Because the work only runs about 18 minutes, about half the length of a typical concerto, Cann and the orchestra will pair it with another short work – Maurice Ravel’s Piano Concerto in G Major (1929-31). “So, when it’s so short there’s room to expand, and that’s what is fun about it,” Cann said, “because you get two concertos on one concert,” she said. “You don’t usually get that.”

Not only were the two concertos written within a few years of each other, Cann said, they share other characteristics as well. Price includes French colors and harmonies in the second section of her work, and the first movement of Ravel’s concerto incorporates elements of jazz and blues. “It actually really works,” the pianist said of the combination. “Two composers who really pulled from these American styles in the same concert I think will be very fun and exciting for the audience.”

Cann was born in North Carolina and moved with her family to Avon Park, Fla., a town of about 11,000 people in the central part of the state, when she was 6. Her father was music teacher and conductor in the local schools, and her parents made sure that each of their four children took piano lessons, which she began about the same time they arrived in Florida.

The youngster eagerly sought to emulate her oldest sister, who was a good piano student. “I had her to look up to,” she said. “I was a typical little sister wanting to be like your big sister. I think I wanted to catch up to her in a certain way.”  

When Cann began showing promise on the piano, her parents found her a new teacher – Rita Fandrich, a longtime faculty member at Florida Southern College in Lakeland. She later took more lessons in Tampa and played violin, her other instrument, in the Florida Symphony Youth Orchestra in Orlando.

She went on to study at the Cleveland Institute of Music and the Curtis Institute of Music in Philadelphia, where she joined the piano faculty in 2021, serving as the inaugural Eleanor Sokoloff Chair in Piano Studies.

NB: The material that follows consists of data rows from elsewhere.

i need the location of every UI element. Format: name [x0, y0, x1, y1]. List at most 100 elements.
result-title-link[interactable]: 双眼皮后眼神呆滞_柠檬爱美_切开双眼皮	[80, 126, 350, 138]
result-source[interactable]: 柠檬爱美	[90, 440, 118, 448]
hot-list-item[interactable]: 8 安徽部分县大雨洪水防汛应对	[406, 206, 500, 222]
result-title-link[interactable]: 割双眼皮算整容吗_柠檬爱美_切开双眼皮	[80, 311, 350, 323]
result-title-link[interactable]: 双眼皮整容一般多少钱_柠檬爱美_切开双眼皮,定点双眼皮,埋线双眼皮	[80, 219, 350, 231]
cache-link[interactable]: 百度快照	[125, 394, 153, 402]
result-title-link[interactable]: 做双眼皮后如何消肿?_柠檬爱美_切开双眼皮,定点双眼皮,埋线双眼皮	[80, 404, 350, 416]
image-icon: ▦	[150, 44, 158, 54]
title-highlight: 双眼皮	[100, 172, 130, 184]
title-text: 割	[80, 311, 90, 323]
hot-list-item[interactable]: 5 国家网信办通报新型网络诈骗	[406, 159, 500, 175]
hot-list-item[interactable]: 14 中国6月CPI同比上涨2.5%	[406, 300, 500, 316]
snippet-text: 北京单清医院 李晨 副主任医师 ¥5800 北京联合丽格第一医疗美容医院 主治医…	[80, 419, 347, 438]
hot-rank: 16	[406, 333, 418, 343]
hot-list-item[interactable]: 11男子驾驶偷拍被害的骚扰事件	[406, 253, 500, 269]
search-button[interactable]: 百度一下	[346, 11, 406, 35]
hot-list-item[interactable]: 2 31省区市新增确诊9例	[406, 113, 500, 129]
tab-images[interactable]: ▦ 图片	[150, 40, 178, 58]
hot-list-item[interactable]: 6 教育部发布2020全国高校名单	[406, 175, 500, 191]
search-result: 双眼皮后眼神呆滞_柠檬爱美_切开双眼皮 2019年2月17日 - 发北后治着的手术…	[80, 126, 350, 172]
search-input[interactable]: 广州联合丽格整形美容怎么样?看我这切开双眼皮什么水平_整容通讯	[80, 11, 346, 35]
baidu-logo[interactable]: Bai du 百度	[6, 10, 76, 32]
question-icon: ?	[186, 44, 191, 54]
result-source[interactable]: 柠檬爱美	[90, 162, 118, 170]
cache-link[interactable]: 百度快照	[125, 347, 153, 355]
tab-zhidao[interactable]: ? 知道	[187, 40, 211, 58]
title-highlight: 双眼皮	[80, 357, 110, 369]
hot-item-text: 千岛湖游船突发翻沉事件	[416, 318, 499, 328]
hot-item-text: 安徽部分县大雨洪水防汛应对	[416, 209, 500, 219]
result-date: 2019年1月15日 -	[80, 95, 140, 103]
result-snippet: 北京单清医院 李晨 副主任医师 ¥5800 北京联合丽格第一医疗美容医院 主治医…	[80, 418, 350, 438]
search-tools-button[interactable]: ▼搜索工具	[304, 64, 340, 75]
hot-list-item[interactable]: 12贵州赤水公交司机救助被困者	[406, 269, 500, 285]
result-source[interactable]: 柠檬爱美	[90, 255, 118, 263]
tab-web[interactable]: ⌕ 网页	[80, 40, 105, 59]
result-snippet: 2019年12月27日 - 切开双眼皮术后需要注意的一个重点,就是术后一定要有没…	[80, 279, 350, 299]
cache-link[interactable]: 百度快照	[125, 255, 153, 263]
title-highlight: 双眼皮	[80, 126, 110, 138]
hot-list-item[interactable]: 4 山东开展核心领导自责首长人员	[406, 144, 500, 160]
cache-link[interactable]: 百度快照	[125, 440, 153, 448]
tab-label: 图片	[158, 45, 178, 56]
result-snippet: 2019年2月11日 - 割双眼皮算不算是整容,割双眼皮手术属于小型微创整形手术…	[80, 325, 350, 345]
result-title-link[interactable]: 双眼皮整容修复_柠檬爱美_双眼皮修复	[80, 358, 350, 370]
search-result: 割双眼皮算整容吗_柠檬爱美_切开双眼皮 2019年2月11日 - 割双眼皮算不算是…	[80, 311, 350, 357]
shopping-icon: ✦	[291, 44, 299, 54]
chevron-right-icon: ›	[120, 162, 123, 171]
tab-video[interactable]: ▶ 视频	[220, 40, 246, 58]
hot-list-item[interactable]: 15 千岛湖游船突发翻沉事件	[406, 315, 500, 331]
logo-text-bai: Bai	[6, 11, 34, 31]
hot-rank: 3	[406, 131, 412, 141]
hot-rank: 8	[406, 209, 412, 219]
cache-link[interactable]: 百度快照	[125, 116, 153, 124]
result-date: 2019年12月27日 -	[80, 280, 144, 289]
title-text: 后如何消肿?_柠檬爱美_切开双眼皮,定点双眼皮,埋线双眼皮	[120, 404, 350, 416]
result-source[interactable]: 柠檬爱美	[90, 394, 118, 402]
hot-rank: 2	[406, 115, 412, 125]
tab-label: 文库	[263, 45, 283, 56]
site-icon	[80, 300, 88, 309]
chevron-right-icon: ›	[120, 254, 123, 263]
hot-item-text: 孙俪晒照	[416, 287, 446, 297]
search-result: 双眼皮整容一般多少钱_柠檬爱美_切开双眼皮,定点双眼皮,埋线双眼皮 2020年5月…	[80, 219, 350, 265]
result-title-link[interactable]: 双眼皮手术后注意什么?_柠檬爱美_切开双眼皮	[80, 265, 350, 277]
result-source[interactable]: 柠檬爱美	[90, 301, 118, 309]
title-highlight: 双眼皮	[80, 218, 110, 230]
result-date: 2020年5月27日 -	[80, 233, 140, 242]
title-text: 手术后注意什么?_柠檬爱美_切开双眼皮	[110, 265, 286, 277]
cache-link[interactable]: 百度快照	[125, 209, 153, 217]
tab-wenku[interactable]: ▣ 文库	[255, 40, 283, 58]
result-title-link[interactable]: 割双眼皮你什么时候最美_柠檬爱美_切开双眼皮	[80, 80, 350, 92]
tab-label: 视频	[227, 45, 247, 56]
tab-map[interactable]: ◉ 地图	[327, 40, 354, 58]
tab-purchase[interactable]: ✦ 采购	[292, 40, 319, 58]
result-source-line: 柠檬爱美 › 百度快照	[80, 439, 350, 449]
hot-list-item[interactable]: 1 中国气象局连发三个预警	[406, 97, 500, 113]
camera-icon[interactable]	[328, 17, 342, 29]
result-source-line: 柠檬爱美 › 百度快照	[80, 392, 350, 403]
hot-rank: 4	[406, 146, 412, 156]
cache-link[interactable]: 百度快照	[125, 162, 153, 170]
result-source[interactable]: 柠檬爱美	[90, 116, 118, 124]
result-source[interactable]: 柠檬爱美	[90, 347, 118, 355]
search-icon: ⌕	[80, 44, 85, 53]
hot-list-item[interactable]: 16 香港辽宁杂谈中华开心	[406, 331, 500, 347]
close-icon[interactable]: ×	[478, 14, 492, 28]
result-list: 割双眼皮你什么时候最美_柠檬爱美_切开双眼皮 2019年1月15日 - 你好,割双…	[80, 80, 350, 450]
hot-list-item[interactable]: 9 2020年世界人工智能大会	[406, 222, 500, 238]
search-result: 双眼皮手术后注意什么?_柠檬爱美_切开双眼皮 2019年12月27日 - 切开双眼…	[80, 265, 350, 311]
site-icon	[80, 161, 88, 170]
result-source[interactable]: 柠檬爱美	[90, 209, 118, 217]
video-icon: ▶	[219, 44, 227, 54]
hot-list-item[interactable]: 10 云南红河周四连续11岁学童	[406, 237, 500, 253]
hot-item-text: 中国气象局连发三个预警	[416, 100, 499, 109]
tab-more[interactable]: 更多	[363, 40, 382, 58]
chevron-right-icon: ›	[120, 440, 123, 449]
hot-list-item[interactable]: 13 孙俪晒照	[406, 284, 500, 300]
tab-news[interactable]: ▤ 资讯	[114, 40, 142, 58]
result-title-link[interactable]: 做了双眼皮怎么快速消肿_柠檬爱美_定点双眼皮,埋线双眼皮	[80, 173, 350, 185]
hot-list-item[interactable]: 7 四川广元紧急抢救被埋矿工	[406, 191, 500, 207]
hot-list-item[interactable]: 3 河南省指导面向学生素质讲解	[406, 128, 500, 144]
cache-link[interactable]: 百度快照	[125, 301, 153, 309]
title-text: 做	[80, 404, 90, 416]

Cann typically teaches on Mondays, Tuesdays, and sometimes Wednesdays, and then heads off for concerts, primarily concerto appearances but also chamber music and solo recitals. “That’s the way I balance my time, but it’s certainly intense,” she said. “I definitely don’t have a 9-to-5, two-days-off-a-week job. Definitely not.” Her 2022-23 season has included appearances with the Los Angeles Philharmonic, Seattle Symphony, and National Symphony in Washington, D.C. 

After first performing Price’s Concerto in One Movement, Cann was determined to learn more about the composer, who fled her hometown of Little Rock, Ark, because of racial strife and moved to Chicago in the late 1920s. In 1933, the Chicago Symphony Orchestra performed the composer’s Symphony No. 1 in E minor, the first composition by an African-American woman to be presented by a major orchestra. 

Cann has gone on to perform other Price works as well. “I just couldn’t get enough. I love her writing style,” she said. As part of the Catalyst Quartet’s Uncovered recording series, she joined the ensemble for a 2022 album that includes the composer’s two piano quintets, and she recently released a solo recording with Price’s Piano Sonata and three of four of the composer’s Fantasies nègres. (The fourth is lost.)

“It was very exciting to see where this started,” she said, “and where it is now and where I want to continue to go, which is to keep promoting and bringing awareness to other composers even beyond Florence Price.”